Un colloque avait été planifié en 2020 par les Fidèles à Riel pour saluer les 150 ans du Manitoba. Bien entendu, avec l’objectif de remettre en lumière la contribution déterminante des Métis de la Rivière-Rouge à la naissance de la Province du Milieu, la bien nommée Clé de voûte (Keystone) de ce Canada qui s’étire immensément d’un océan à l’autre. Pour cause de pandémie, l’évènement a été reporté à une date ultérieure.

Après l’annulation du pique-nique de 2020 et sa version virtuelle en 2021, les responsables de l’Union se croisent les doigts pour que la rencontre sociale entre les générations puisse à nouveau avoir lieu cet été, au parc Vermette à Saint-Vital, afin de souligner en grand le 135e anniversaire de l’organisation.

Dans la longue histoire de l’organisation, les pique-niques annuels ont joué un rôle de première importance pour entretenir la flamme de la résistance culturelle. Dans les premières décennies, les pique-niques étaient tout naturellement précédés d’une messe solennelle en l’honneur du saint patron de l’Union. En 1920, au 50e anniversaire du Manitoba, La Liberté rapporte que l’archevêque de Saint-Boniface, Mgr Arthur Béliveau, « exhorte la nation métisse de toujours rester unie comme par le passé aux autres groupes catholiques pour sauvegarder la foi chrétienne en s’attachant à la langue, seul rempart. »

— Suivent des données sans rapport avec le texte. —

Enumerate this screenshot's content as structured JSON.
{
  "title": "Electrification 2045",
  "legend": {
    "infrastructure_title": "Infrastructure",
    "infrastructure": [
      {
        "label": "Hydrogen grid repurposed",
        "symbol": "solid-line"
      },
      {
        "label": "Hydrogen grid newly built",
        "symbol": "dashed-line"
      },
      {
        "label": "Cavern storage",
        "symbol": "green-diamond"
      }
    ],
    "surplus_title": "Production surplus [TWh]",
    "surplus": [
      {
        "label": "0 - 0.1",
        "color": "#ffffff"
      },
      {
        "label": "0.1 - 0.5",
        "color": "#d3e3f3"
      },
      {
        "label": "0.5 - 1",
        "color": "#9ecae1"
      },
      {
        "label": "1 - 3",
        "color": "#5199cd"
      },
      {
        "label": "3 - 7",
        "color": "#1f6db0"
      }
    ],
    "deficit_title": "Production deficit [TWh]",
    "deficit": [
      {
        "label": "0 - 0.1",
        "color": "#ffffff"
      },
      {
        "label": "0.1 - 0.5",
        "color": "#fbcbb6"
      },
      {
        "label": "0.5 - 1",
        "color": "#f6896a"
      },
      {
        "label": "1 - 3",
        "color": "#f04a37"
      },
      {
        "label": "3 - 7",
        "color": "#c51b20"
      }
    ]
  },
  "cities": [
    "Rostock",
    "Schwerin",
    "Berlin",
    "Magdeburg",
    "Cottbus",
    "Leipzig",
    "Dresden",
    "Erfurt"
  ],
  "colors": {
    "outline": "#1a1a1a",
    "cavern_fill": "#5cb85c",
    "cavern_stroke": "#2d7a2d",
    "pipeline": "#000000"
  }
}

| Des présidences sans faille

À partir de 1932, la tradition des pique-niques, nettement moins axée sur la dimension religieuse, s’est poursuivie sur un terrain concédé à l’Union nationale métisse par la municipalité de Saint-Vital nommé parc Riel. C’était la première fois que le nom du fondateur du Manitoba était associé à un espace public. Bon an, mal an, l’évènement social par excellence dans le monde métis s’est tenu jusqu’en 1966.

Faute de bénévoles et face à un monde lancé dans une modernité se détournant de cette forme de rencontre sociale longtemps très populaire dans la société manitobaine en général, les Fidèles à Riel vont se contenter d’autres moyens pour faire valoir leur présence dans la société.

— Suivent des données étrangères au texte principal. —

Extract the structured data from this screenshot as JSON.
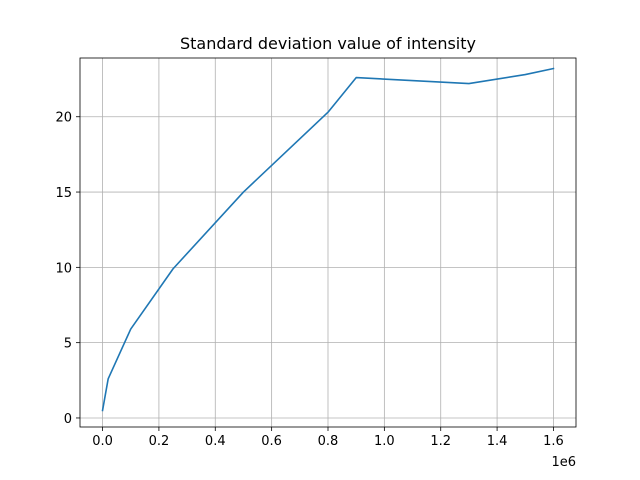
{
  "chart_data": {
    "type": "line",
    "title": "Standard deviation value of intensity",
    "xlabel": "",
    "ylabel": "",
    "x_offset_label": "1e6",
    "xlim": [
      -80000,
      1680000
    ],
    "ylim": [
      -0.6,
      23.9
    ],
    "grid": true,
    "x_ticks": [
      0,
      200000,
      400000,
      600000,
      800000,
      1000000,
      1200000,
      1400000,
      1600000
    ],
    "x_tick_labels": [
      "0.0",
      "0.2",
      "0.4",
      "0.6",
      "0.8",
      "1.0",
      "1.2",
      "1.4",
      "1.6"
    ],
    "y_ticks": [
      0,
      5,
      10,
      15,
      20
    ],
    "y_tick_labels": [
      "0",
      "5",
      "10",
      "15",
      "20"
    ],
    "series": [
      {
        "color": "#1f77b4",
        "x": [
          0,
          20000,
          100000,
          250000,
          500000,
          800000,
          900000,
          1300000,
          1500000,
          1600000
        ],
        "y": [
          0.5,
          2.6,
          5.9,
          9.9,
          15.0,
          20.3,
          22.6,
          22.2,
          22.8,
          23.2
        ]
      }
    ]
  }
}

C’est en 2001 sous la présidence de Guy Savoie (octobre 1999 à octobre 2002) qu’a pu reprendre la grande tradition des pique-niques, vécue alors comme un acte culturel, comme une façon concrète de renouer avec la grande époque de l’organisation, qui avait connu quelques décennies d’effacement.

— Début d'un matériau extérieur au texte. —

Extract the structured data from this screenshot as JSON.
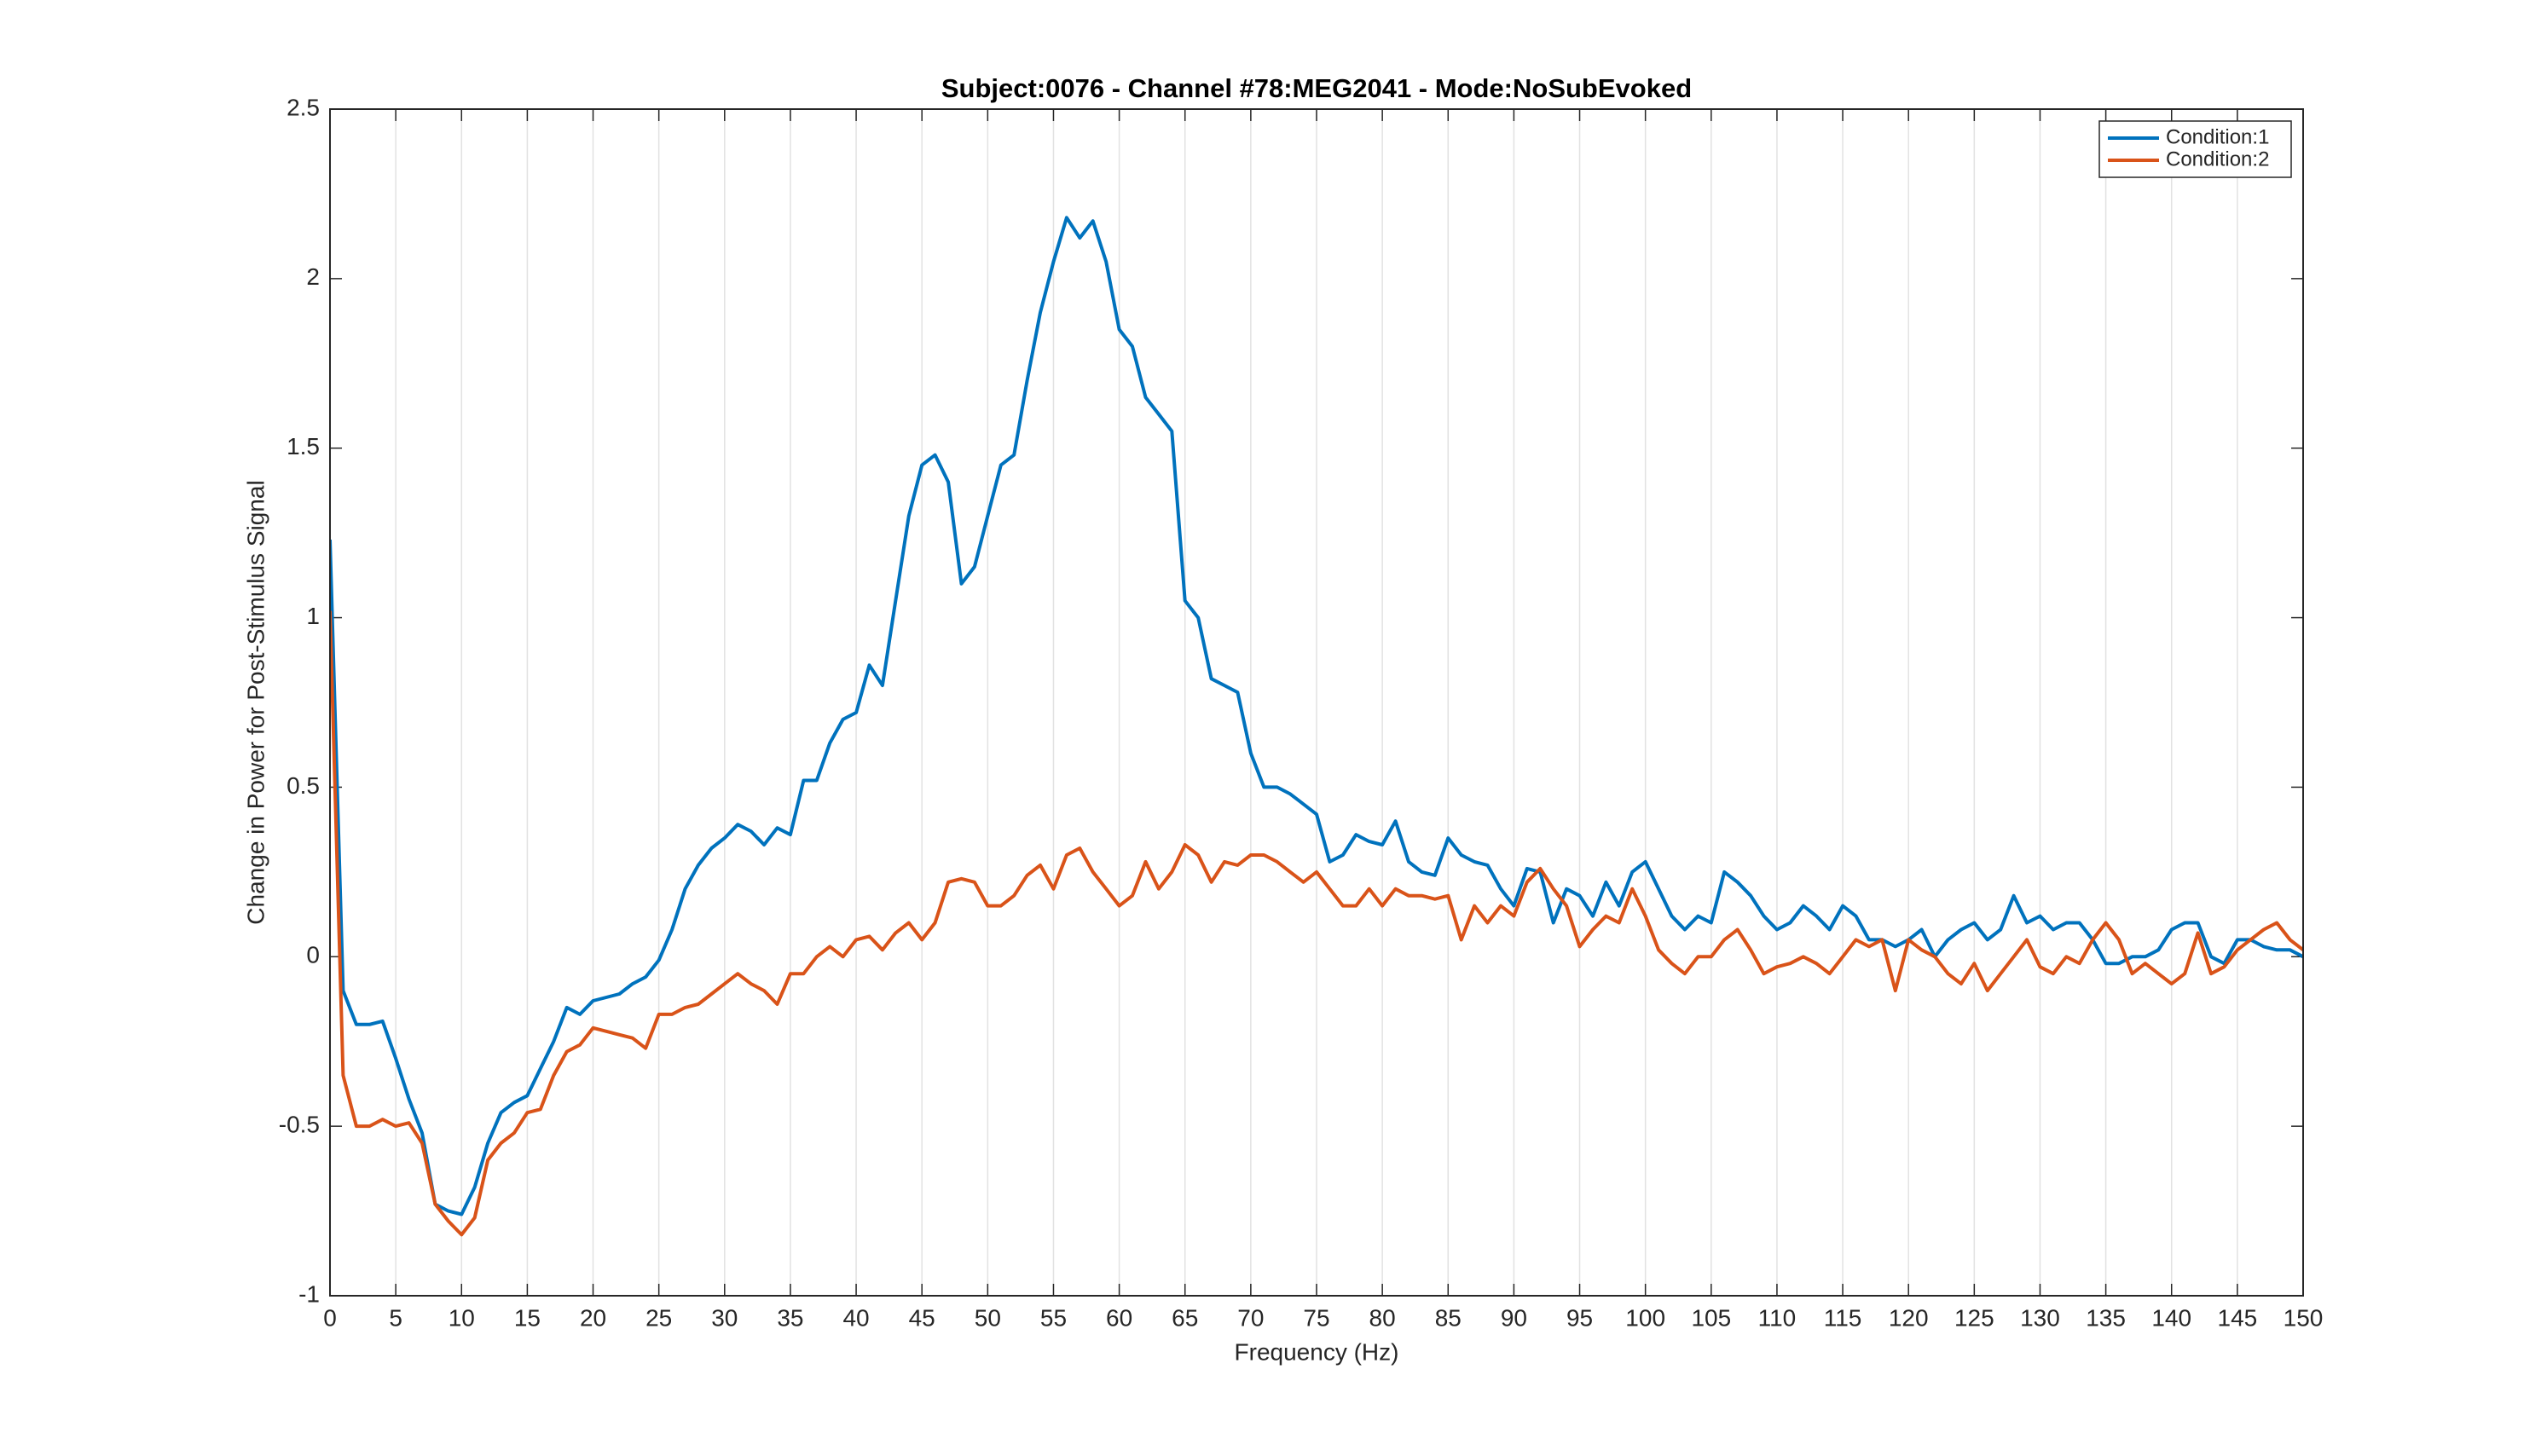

Le tournant du millénaire a d’ailleurs coïncidé avec une renaissance de l’Union nationale métisse, avec l’implication de personnes comme Claude Forest (président d’octobre 1996 à octobre 1999) et de son cousin Gabriel Dufault, dont la présidence (octobre 2002 à novembre 2013) a été notamment soutenue sans faille par Paul Desrosiers et l’ensemble de sa famille ; ainsi que par Robert Allard.

En 2012, à l’occasion du 125e de l’organisation, a été publié aux Éditions de La Fourche Les Fidèles à Riel, un récit journalistique signé Bernard Bocquel dont le but était de documenter l’engagement d’une kyrielle de passionnés désireux de réhabiliter la mémoire de l’homme pendu à Regina le 16 novembre 1885. Une date devenue peu à peu incontournable pour les pouvoirs publics dans les années qui ont suivi les commémorations du centenaire de la pendaison du parent de Paulette Duguay.